Siemens
Siemens stock nosedived after it posted a set of dismal numbers for second quarter ended 31st March 2013. The company’s net profit fell 90% at Rs.30 crore, down from Rs.298 crore posted in Q2 of previous year. This dent in the bottomline was due to the revision in estimated revenue cost and project-related provisions totalling Rs.91 crore. The provisioning was due to impairment loss or in simple terms, asset value erosion, which was incurred for the wind energy manufacturing facility. As against this, last year in corresponding Q2, it had a net credit of Rs.266 crore on this count. Its net sales also dropped 27% at Rs.2908 crore.
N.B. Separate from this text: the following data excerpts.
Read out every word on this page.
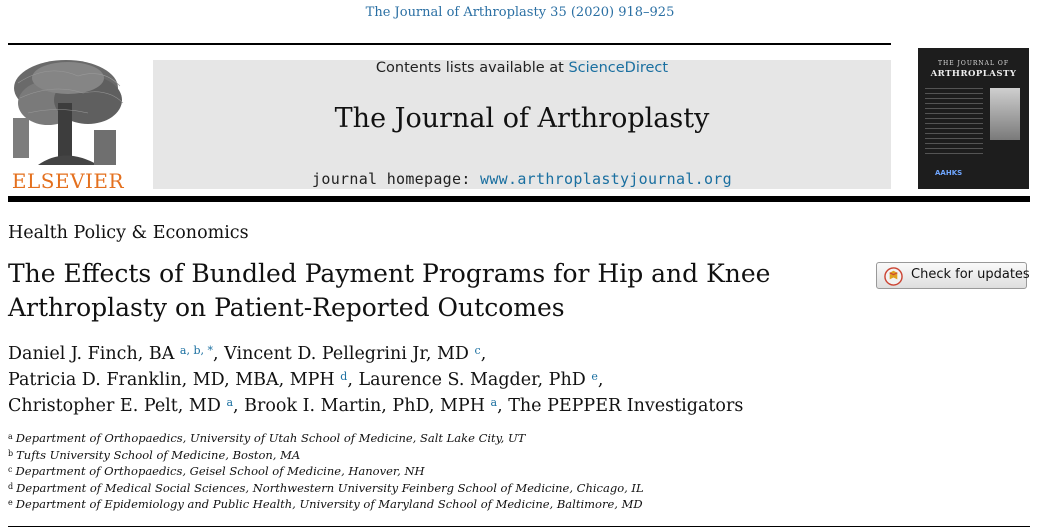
The Journal of Arthroplasty 35 (2020) 918–925
ELSEVIER
Contents lists available at ScienceDirect
The Journal of Arthroplasty
journal homepage: www.arthroplastyjournal.org
THE JOURNAL OF
ARTHROPLASTY
AAHKS
Health Policy & Economics
The Effects of Bundled Payment Programs for Hip and Knee
Arthroplasty on Patient-Reported Outcomes
Check for updates
Daniel J. Finch, BA $^{a, b, *}$, Vincent D. Pellegrini Jr, MD $^c$,
Patricia D. Franklin, MD, MBA, MPH $^d$, Laurence S. Magder, PhD $^e$,
Christopher E. Pelt, MD $^a$, Brook I. Martin, PhD, MPH $^a$, The PEPPER Investigators
$^a$ Department of Orthopaedics, University of Utah School of Medicine, Salt Lake City, UT
$^b$ Tufts University School of Medicine, Boston, MA
$^c$ Department of Orthopaedics, Geisel School of Medicine, Hanover, NH
$^d$ Department of Medical Social Sciences, Northwestern University Feinberg School of Medicine, Chicago, IL
$^e$ Department of Epidemiology and Public Health, University of Maryland School of Medicine, Baltimore, MD
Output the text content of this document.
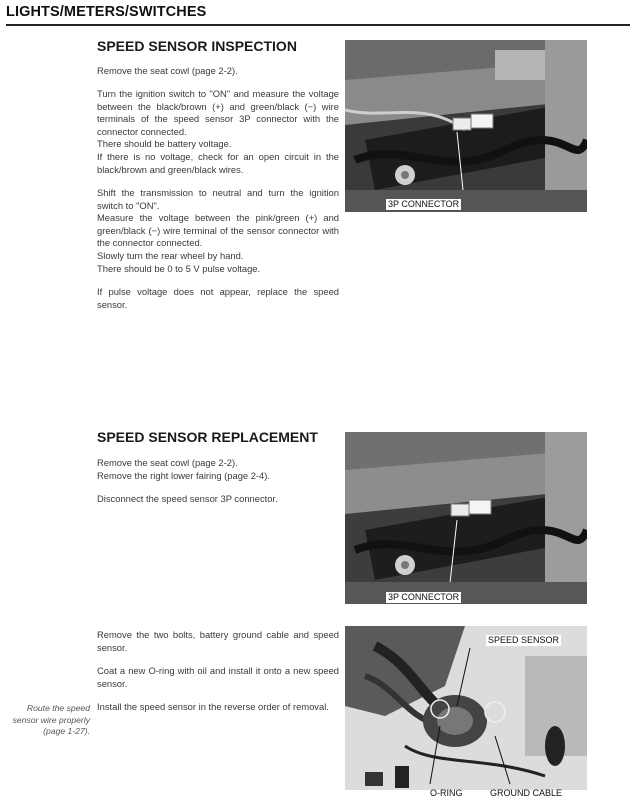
LIGHTS/METERS/SWITCHES
SPEED SENSOR INSPECTION

Remove the seat cowl (page 2-2).

Turn the ignition switch to "ON" and measure the voltage between the black/brown (+) and green/black (−) wire terminals of the speed sensor 3P connector with the connector connected.
There should be battery voltage.
If there is no voltage, check for an open circuit in the black/brown and green/black wires.
Shift the transmission to neutral and turn the ignition switch to "ON".
Measure the voltage between the pink/green (+) and green/black (−) wire terminal of the sensor connector with the connector connected.
Slowly turn the rear wheel by hand.
There should be 0 to 5 V pulse voltage.

If pulse voltage does not appear, replace the speed sensor.

3P CONNECTOR
SPEED SENSOR REPLACEMENT
Remove the seat cowl (page 2-2).
Remove the right lower fairing (page 2-4).

Disconnect the speed sensor 3P connector.

Remove the two bolts, battery ground cable and speed sensor.

Coat a new O-ring with oil and install it onto a new speed sensor.

Install the speed sensor in the reverse order of removal.

Route the speed sensor wire properly (page 1-27).
3P CONNECTOR
SPEED SENSOR
O-RING	GROUND CABLE
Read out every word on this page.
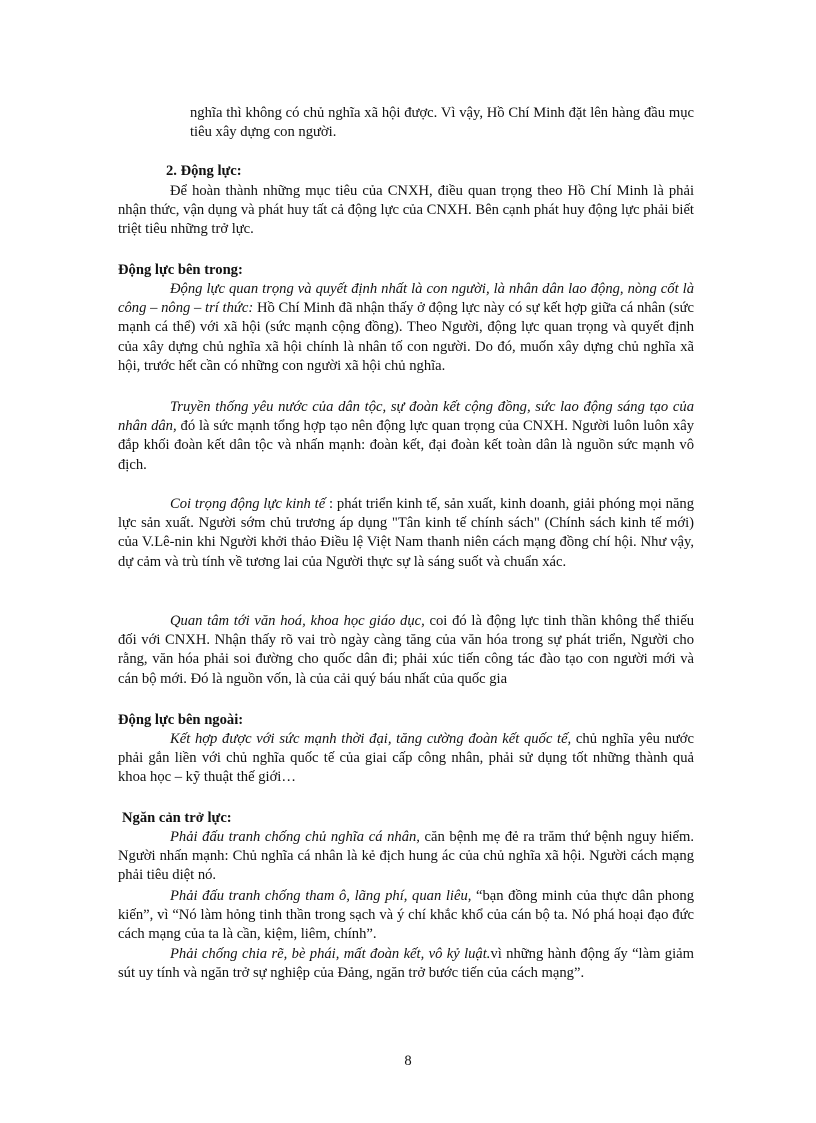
nghĩa thì không có chủ nghĩa xã hội được. Vì vậy, Hồ Chí Minh đặt lên hàng đầu mục tiêu xây dựng con người.

2. Động lực:

Để hoàn thành những mục tiêu của CNXH, điều quan trọng theo Hồ Chí Minh là phải nhận thức, vận dụng và phát huy tất cả động lực của CNXH. Bên cạnh phát huy động lực phải biết triệt tiêu những trở lực.

Động lực bên trong:

Động lực quan trọng và quyết định nhất là con người, là nhân dân lao động, nòng cốt là công – nông – trí thức: Hồ Chí Minh đã nhận thấy ở động lực này có sự kết hợp giữa cá nhân (sức mạnh cá thể) với xã hội (sức mạnh cộng đồng). Theo Người, động lực quan trọng và quyết định của xây dựng chủ nghĩa xã hội chính là nhân tố con người. Do đó, muốn xây dựng chủ nghĩa xã hội, trước hết cần có những con người xã hội chủ nghĩa.

Truyền thống yêu nước của dân tộc, sự đoàn kết cộng đồng, sức lao động sáng tạo của nhân dân, đó là sức mạnh tổng hợp tạo nên động lực quan trọng của CNXH. Người luôn luôn xây đắp khối đoàn kết dân tộc và nhấn mạnh: đoàn kết, đại đoàn kết toàn dân là nguồn sức mạnh vô địch.

Coi trọng động lực kinh tế : phát triển kinh tế, sản xuất, kinh doanh, giải phóng mọi năng lực sản xuất. Người sớm chủ trương áp dụng "Tân kinh tế chính sách" (Chính sách kinh tế mới) của V.Lê-nin khi Người khởi thảo Điều lệ Việt Nam thanh niên cách mạng đồng chí hội. Như vậy, dự cảm và trù tính về tương lai của Người thực sự là sáng suốt và chuẩn xác.

Quan tâm tới văn hoá, khoa học giáo dục, coi đó là động lực tinh thần không thể thiếu đối với CNXH. Nhận thấy rõ vai trò ngày càng tăng của văn hóa trong sự phát triển, Người cho rằng, văn hóa phải soi đường cho quốc dân đi; phải xúc tiến công tác đào tạo con người mới và cán bộ mới. Đó là nguồn vốn, là của cải quý báu nhất của quốc gia

Động lực bên ngoài:

Kết hợp được với sức mạnh thời đại, tăng cường đoàn kết quốc tế, chủ nghĩa yêu nước phải gắn liền với chủ nghĩa quốc tế của giai cấp công nhân, phải sử dụng tốt những thành quả khoa học – kỹ thuật thế giới…

Ngăn cản trở lực:

Phải đấu tranh chống chủ nghĩa cá nhân, căn bệnh mẹ đẻ ra trăm thứ bệnh nguy hiểm. Người nhấn mạnh: Chủ nghĩa cá nhân là kẻ địch hung ác của chủ nghĩa xã hội. Người cách mạng phải tiêu diệt nó.

Phải đấu tranh chống tham ô, lãng phí, quan liêu, “bạn đồng minh của thực dân phong kiến”, vì “Nó làm hỏng tinh thần trong sạch và ý chí khắc khổ của cán bộ ta. Nó phá hoại đạo đức cách mạng của ta là cần, kiệm, liêm, chính”.

Phải chống chia rẽ, bè phái, mất đoàn kết, vô kỷ luật.vì những hành động ấy “làm giảm sút uy tính và ngăn trở sự nghiệp của Đảng, ngăn trở bước tiến của cách mạng”.

8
The chunk of the problem was on account of delay in project completion, which in turn led to increase in costs. In terms of segmental breakup, the infra solution segment showed a 61% drop in net profit while the energy and industry division incurred losses. The only segment to have posted a profit was healthcare, but it was small at Rs.1 crore compared to Rs.12 crore in previous Q2. Also last year, one has to understand that it had completed the big ticket projects of Qatar and Torrent and that had added on to the revenue; in comparison to that, this year, there was no real big time order executed. Talking about orders, its order is in complete contrast to the numbers – was up 52% (YoY) at Rs.2814 crore. This means orders are coming back but it is delays in project completions leading to this hit on profitability. So unless project implementation does not take off, the company will remain under pressure.